Study reports growing poverty in San Diego

By Norisa Diaz
25 October 2013

The Center on Policy Initiatives (CPI), a San Diego-based think tank, recently released its yearly report entitled “Poverty Earnings and Income in San Diego County 2012.” The report showcases the growing inequality and deteriorating social conditions in California’s second largest city. The study found that “the economic recovery has bypassed most low-income and middle-income families in San Diego County. Economic inequality deepened in the region in 2012, and a growing number of people, including many who were employed, remained mired in poverty five years after the recession began.”

The findings of the report are based on data collected from the US Census Bureau 2012 American Community Survey. Most notably, the study found that the poverty rate for children rose to 19.8% in 2012 from 19.1 percent in 2011 and 15.1 percent just before the recession. That means that nearly one in five or “42,513 children in the region lived in poverty in 2012, the highest level since the recession began.” In addition, the percentage of seniors living in poverty is 9.5 percent, an increase of 0.5 percent since 2011.

The report highlighted the growing inequality in the region. In 2012, the wealthiest 20 percent of households took in 49.8 percent of all the income generated in the region, while the median income for all houses decreased by $1,231. The poverty rate remained at 15 percent, while the total number of residents living in poverty rose to 465,295, compared to 11.1 percent or 320,378 in 2007, just before the financial collapse. The bottom 20 percent of households took in only 3 percent of the income generated in the county, while those at the very top, the 5 percent highest-earning households, had 21 percent of all income.
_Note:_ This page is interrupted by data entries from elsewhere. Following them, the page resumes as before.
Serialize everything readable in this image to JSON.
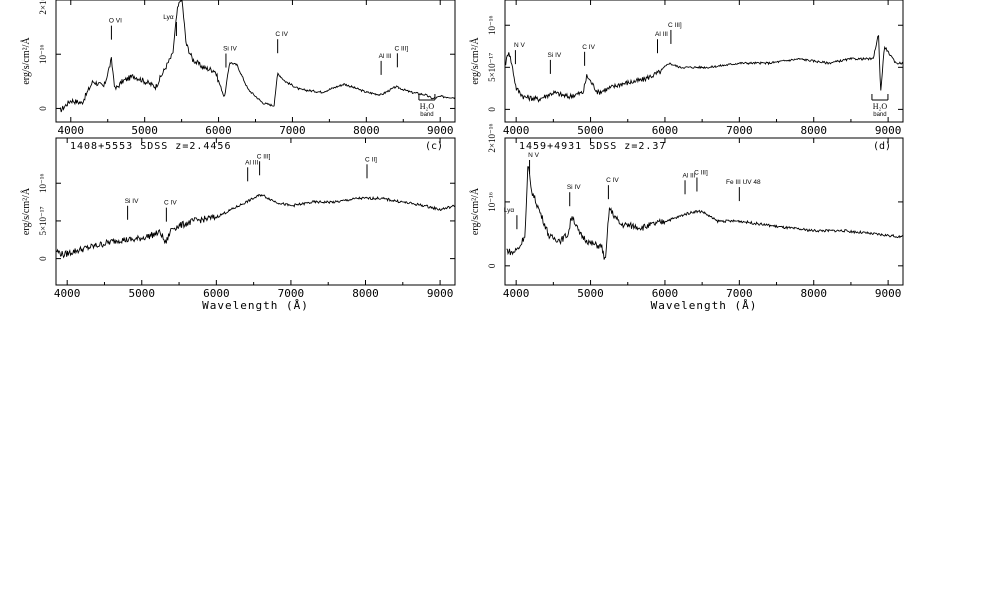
{
  "chart_data": [
    {
      "type": "line",
      "panel_label": "",
      "title": "",
      "xlabel": "",
      "ylabel": "erg/s/cm²/Å",
      "xlim": [
        3800,
        9200
      ],
      "ylim": [
        -0.25,
        2.0
      ],
      "xticks": [
        4000,
        5000,
        6000,
        7000,
        8000,
        9000
      ],
      "yticks": [
        {
          "value": 0,
          "label": "0"
        },
        {
          "value": 1,
          "label": "10⁻¹⁶"
        },
        {
          "value": 2,
          "label": "2×10⁻¹⁶"
        }
      ],
      "series": [
        {
          "x": [
            3850,
            4000,
            4150,
            4300,
            4450,
            4550,
            4600,
            4700,
            4850,
            5000,
            5150,
            5300,
            5380,
            5440,
            5500,
            5560,
            5650,
            5800,
            5950,
            6080,
            6150,
            6250,
            6400,
            6600,
            6750,
            6800,
            6900,
            7100,
            7400,
            7700,
            8000,
            8200,
            8400,
            8600,
            8800,
            8900,
            9000,
            9200
          ],
          "y": [
            -0.05,
            0.15,
            0.1,
            0.5,
            0.4,
            0.9,
            0.35,
            0.5,
            0.6,
            0.5,
            0.4,
            0.8,
            1.0,
            1.8,
            2.1,
            1.2,
            0.9,
            0.75,
            0.7,
            0.2,
            0.85,
            0.8,
            0.35,
            0.1,
            0.05,
            0.65,
            0.5,
            0.35,
            0.3,
            0.45,
            0.3,
            0.25,
            0.4,
            0.3,
            0.25,
            0.18,
            0.22,
            0.2
          ]
        }
      ],
      "annotations": [
        {
          "label": "O VI",
          "x": 4550
        },
        {
          "label": "Lyα",
          "x": 5430
        },
        {
          "label": "Si IV",
          "x": 6100
        },
        {
          "label": "C IV",
          "x": 6800
        },
        {
          "label": "Al III",
          "x": 8200
        },
        {
          "label": "C III]",
          "x": 8420
        },
        {
          "label": "H₂O",
          "x": 8820,
          "sub": "band"
        }
      ]
    },
    {
      "type": "line",
      "panel_label": "",
      "title": "",
      "xlabel": "",
      "ylabel": "erg/s/cm²/Å",
      "xlim": [
        3850,
        9200
      ],
      "ylim": [
        -0.15,
        1.3
      ],
      "xticks": [
        4000,
        5000,
        6000,
        7000,
        8000,
        9000
      ],
      "yticks": [
        {
          "value": 0,
          "label": "0"
        },
        {
          "value": 0.5,
          "label": "5×10⁻¹⁷"
        },
        {
          "value": 1,
          "label": "10⁻¹⁶"
        }
      ],
      "series": [
        {
          "x": [
            3860,
            3900,
            3950,
            4000,
            4100,
            4300,
            4500,
            4700,
            4900,
            4950,
            5100,
            5400,
            5700,
            5950,
            6050,
            6200,
            6600,
            7000,
            7400,
            7800,
            8200,
            8500,
            8800,
            8870,
            8900,
            8950,
            9100,
            9200
          ],
          "y": [
            0.55,
            0.7,
            0.5,
            0.25,
            0.15,
            0.12,
            0.2,
            0.15,
            0.2,
            0.4,
            0.2,
            0.3,
            0.35,
            0.45,
            0.55,
            0.5,
            0.5,
            0.55,
            0.55,
            0.6,
            0.55,
            0.6,
            0.6,
            0.9,
            0.2,
            0.75,
            0.55,
            0.55
          ]
        }
      ],
      "annotations": [
        {
          "label": "N V",
          "x": 3990
        },
        {
          "label": "Si IV",
          "x": 4460
        },
        {
          "label": "C IV",
          "x": 4920
        },
        {
          "label": "Al III",
          "x": 5900
        },
        {
          "label": "C III]",
          "x": 6080
        },
        {
          "label": "H₂O",
          "x": 8890,
          "sub": "band"
        }
      ]
    },
    {
      "type": "line",
      "panel_label": "(c)",
      "title": "1408+5553 SDSS z=2.4456",
      "xlabel": "Wavelength (Å)",
      "ylabel": "erg/s/cm²/Å",
      "xlim": [
        3850,
        9200
      ],
      "ylim": [
        -0.35,
        1.6
      ],
      "xticks": [
        4000,
        5000,
        6000,
        7000,
        8000,
        9000
      ],
      "yticks": [
        {
          "value": 0,
          "label": "0"
        },
        {
          "value": 0.5,
          "label": "5×10⁻¹⁷"
        },
        {
          "value": 1,
          "label": "10⁻¹⁶"
        }
      ],
      "series": [
        {
          "x": [
            3860,
            3950,
            4100,
            4300,
            4500,
            4700,
            4900,
            5100,
            5250,
            5320,
            5400,
            5700,
            6000,
            6300,
            6500,
            6600,
            6800,
            7000,
            7300,
            7600,
            7900,
            8200,
            8500,
            8800,
            9000,
            9200
          ],
          "y": [
            0.1,
            0.05,
            0.1,
            0.15,
            0.2,
            0.25,
            0.25,
            0.3,
            0.35,
            0.2,
            0.4,
            0.5,
            0.55,
            0.7,
            0.8,
            0.85,
            0.75,
            0.7,
            0.75,
            0.75,
            0.8,
            0.8,
            0.75,
            0.7,
            0.65,
            0.7
          ]
        }
      ],
      "annotations": [
        {
          "label": "Si IV",
          "x": 4810
        },
        {
          "label": "C IV",
          "x": 5330
        },
        {
          "label": "Al III",
          "x": 6420
        },
        {
          "label": "C III]",
          "x": 6580
        },
        {
          "label": "C II]",
          "x": 8020
        }
      ]
    },
    {
      "type": "line",
      "panel_label": "(d)",
      "title": "1459+4931 SDSS z=2.37",
      "xlabel": "Wavelength (Å)",
      "ylabel": "erg/s/cm²/Å",
      "xlim": [
        3850,
        9200
      ],
      "ylim": [
        -0.3,
        2.0
      ],
      "xticks": [
        4000,
        5000,
        6000,
        7000,
        8000,
        9000
      ],
      "yticks": [
        {
          "value": 0,
          "label": "0"
        },
        {
          "value": 1,
          "label": "10⁻¹⁶"
        },
        {
          "value": 2,
          "label": "2×10⁻¹⁶"
        }
      ],
      "series": [
        {
          "x": [
            3870,
            3950,
            4050,
            4120,
            4160,
            4200,
            4300,
            4450,
            4600,
            4700,
            4750,
            4850,
            5000,
            5150,
            5200,
            5250,
            5400,
            5700,
            6000,
            6150,
            6250,
            6400,
            6500,
            6700,
            7000,
            7300,
            7600,
            8000,
            8400,
            8800,
            9200
          ],
          "y": [
            0.25,
            0.2,
            0.3,
            0.5,
            1.6,
            1.2,
            0.9,
            0.45,
            0.4,
            0.5,
            0.8,
            0.5,
            0.35,
            0.3,
            0.05,
            0.9,
            0.65,
            0.6,
            0.7,
            0.75,
            0.8,
            0.85,
            0.85,
            0.7,
            0.7,
            0.65,
            0.6,
            0.55,
            0.55,
            0.5,
            0.45
          ]
        }
      ],
      "annotations": [
        {
          "label": "Lyα",
          "x": 4010
        },
        {
          "label": "N V",
          "x": 4180
        },
        {
          "label": "Si IV",
          "x": 4720
        },
        {
          "label": "C IV",
          "x": 5240
        },
        {
          "label": "Al III",
          "x": 6270
        },
        {
          "label": "C III]",
          "x": 6430
        },
        {
          "label": "Fe III UV 48",
          "x": 7000
        }
      ]
    }
  ]
}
In 2012, the federal poverty level (FPL) was defined as a yearly income of $11,945 for a single individual and $23,283 for a family of two adults and two children. The CPI report notes that economic hardship, or 200 percent of the FPL ($46,566 for a family of four), is “a more realistic measure of hardship.” Thirty-four percent, or one in three, of San Diego County residents live in economic hardship, compared to 27.4 percent in 2007.
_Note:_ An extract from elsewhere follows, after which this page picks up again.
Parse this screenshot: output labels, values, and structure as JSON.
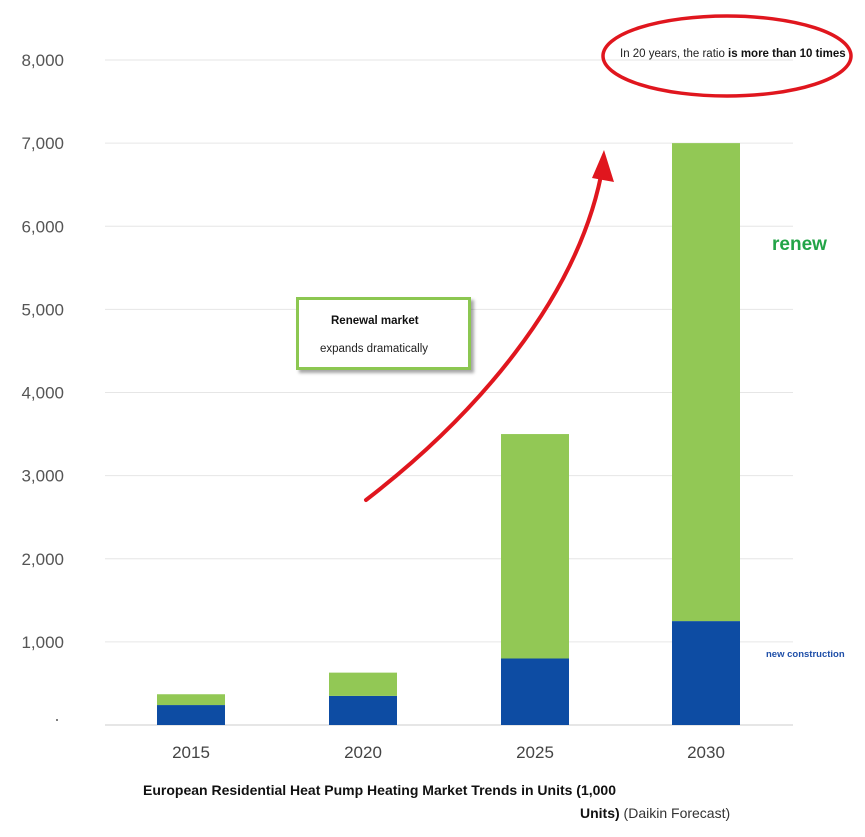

The report noted that a large proportion of those in poverty or economic hardship are workers. Of working-age residents, 36 percent of those in poverty were employed in 2012. A total of 26,583 full-time employees and nearly 100,000 part-time workers brought home wages below the federal poverty line, while nearly 287,915 made less than $30,000, “approximately the income necessary for a single person to live self-sufficiently in this region.” The study also noted that across industries, real median earnings were down by 7 percent, or $3,283, with accommodation and food services remaining as the lowest-paid industry.

Also of note is the increase of the Gini index in the county from 46.1 percent in 2011 to 46.7 percent in 2012, compared to 45.1 percent in 2007. As the report explains, “the Gini index is an international economic measure of income inequality. A measurement of 0 indicates perfect equality of income distribution and 100 percent indicates perfect inequality (i.e., one person has all the income and the rest have none).”

The FPL is not adjusted for cost of living, which factors in rent, health care, food, and transportation costs. San Diego has the ninth highest cost of living in the nation, 31.9 percent above the national average. The CPI study found that “48 percent of San Diego County households paid 30 percent or more of their income for housing, a level defined as unaffordable by the US Department of Housing and Urban Development. Almost half of households struggle to pay the region’s high housing costs and have enough left to pay their other expenses.”

The San Diego chapter of Feeding America reported that 437,500 individuals received food assistance through its program. The organization has expressed its “deep concern about the negative impact the government shutdown will have on those who are food insecure, and the programs that help them feed their families.” Beginning November 1, the SNAP Program known as CalFresh in California will be hard hit by the cuts voted on by Congress. According to Feeding America, the cuts in funding will amount to the “loss of 1.9 billion meals for low-income families in 2014, over half of the number of meals distributed by the entire Feeding America Network of more than 200 food banks.”

The CPI study confirms the reality that only the wealthiest layers of society can speak of an “economic recovery” with a straight face. Belying this “recovery” is the unprecedented growth of social inequality, which thrusts the working class deeper into poverty while rolling back all the historic gains in benefits, pensions and social programs.